Niquet et l’équipe scientifique (au CMBV s’est associé un groupe de recherche brésilien) ont également tenu à se rapprocher de l’orchestre de Marais. Ils annoncent sans ambages : « Ni traverso, ni guitare, ni orgue, ni double clavecin, ni contrebasse, autant de colifichets recréant un “pittoresque baroque” très en vogue actuellement mais sans fondement musicologique. » En revanche, le « petit chœur » chargé du continuo est particulièrement riche, et ses sept instrumentistes s’ajoutent à la trentaine du « grand chœur », dont les fameux 24 violons du roi. Cette réalisation favorise nettement les chaudes couleurs des cordes, çà et là pimentées d’irrésistibles percussions, les vents se faisant discrets. L’orchestre du Concert spirituel est impeccable et se plie aux entrelacs d’une écriture exigeante. Du superbe ensemble choral, qui mêle Concert spirituel et Chantres du Centre de la musique baroque de Versailles, louons une parfaite intelligibilité et la fine caractérisation des différents groupes figurés.

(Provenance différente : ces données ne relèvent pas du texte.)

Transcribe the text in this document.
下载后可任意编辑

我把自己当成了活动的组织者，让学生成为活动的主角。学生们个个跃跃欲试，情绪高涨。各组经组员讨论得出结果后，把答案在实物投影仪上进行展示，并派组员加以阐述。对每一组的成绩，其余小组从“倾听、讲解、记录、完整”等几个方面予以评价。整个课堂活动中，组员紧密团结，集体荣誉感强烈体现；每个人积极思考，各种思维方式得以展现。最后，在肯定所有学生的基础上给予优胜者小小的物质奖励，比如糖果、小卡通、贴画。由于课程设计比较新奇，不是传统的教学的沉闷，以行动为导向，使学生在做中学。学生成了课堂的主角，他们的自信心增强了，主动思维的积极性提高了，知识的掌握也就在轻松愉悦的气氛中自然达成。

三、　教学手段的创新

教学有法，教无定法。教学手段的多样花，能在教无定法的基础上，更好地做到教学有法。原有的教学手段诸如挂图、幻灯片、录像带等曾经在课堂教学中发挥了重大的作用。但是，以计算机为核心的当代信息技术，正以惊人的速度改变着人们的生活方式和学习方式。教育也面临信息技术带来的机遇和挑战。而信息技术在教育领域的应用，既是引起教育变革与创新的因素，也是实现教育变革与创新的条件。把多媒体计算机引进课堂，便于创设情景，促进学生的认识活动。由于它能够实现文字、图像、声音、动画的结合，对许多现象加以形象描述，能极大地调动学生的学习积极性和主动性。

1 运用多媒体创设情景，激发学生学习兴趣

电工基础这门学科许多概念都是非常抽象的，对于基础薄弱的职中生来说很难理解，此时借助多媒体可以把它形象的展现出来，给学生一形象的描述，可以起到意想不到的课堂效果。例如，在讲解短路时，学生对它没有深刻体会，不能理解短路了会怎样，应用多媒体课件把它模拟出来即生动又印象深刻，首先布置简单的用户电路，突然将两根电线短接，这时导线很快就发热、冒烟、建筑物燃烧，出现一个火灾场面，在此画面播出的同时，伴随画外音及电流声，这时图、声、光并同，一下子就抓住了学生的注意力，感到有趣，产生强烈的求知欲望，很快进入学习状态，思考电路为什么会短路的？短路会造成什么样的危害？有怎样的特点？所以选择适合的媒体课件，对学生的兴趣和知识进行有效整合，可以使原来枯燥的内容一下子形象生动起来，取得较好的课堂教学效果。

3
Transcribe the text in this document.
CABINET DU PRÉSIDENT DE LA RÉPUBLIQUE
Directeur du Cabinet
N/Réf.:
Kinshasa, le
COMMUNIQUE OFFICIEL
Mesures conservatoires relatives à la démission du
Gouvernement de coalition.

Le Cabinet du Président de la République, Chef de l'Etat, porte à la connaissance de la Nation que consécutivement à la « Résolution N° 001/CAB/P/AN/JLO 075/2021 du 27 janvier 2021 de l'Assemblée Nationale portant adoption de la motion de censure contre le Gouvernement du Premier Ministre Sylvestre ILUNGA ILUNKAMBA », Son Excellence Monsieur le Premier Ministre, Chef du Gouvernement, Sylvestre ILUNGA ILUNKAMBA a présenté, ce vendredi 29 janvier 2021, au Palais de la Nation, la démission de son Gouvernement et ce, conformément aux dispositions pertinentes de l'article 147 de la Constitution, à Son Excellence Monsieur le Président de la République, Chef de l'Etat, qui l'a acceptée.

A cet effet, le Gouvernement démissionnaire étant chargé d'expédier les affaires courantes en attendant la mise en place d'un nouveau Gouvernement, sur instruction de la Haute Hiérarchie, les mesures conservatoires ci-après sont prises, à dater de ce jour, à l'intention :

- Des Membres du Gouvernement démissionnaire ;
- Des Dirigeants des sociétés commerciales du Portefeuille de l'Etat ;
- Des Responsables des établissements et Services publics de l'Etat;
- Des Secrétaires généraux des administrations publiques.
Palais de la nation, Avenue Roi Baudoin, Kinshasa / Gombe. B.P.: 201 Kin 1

Avouons-le, Judith van Wanroij ne nous avait pas toujours pleinement convaincu. Elle s’affirme aujourd’hui brillamment en Ariane, rôle conçu à la mesure de Marie Le Rochois. La soprano néerlandaise a parfait sa diction et, surtout, récite son rôle avec éloquence. Une belle palette de couleurs et d’accents traduisent le parcours d’une femme oscillant entre amertume, agitation, colère et timide résignation. Tout d’une pièce, Bacchus n’a pas cet intérêt. Est-ce pour nuancer ou en raison de la tessiture tendue que la ligne de Mathias Vidal est plutôt hachée ? Il en résulte une certaine affectation, sans grande conséquence ici, la beauté du timbre donnant le change dans ce registre uniment amoureux. Adraste est plus développé, et le baryton David Witczak lui prête tout le relief nécessaire. Matthieu Lécroart n’est pas en reste et campe un magicien plein de caractère. Roi de Naxos bien chantant, Tomislav Lavoie est moins à l’aise avec les graves du sacrificateur. Dernière clé de fa, Philippe Estèphe réussit idéalement ses petits rôles, tandis que la haute-contre David Tricou se joue de la tessiture aiguë de ses brèves mais charmantes interventions. Rôle assez ingrat, Dircée peine à exister, mais Hélène Carpentier s’en acquitte avec sensibilité. Toujours évidente dans ce répertoire, Véronique Gens réussit une Junon haute en couleurs, après avoir été la nymphe de la Seine. Marie Perbost l’accompagne en Gloire dans le prologue, et caractérise habilement Corcine, confidente d’Ariane. Marine Lafdal-Franc enfin est un Amour efficace. Il convient de souligner la qualité de la diction et l’expression de toute l’équipe.
Avec la sortie de la Circé de Desmarest (1693) et avant celle de Céphale et Procris de Jacquet de La Guerre (1694), Ariane et Bacchus vient joliment contribuer à notre connaissance des années 1690 à l’Académie royale de musique, et confirmer la vitalité actuelle de l’interprétation ce répertoire.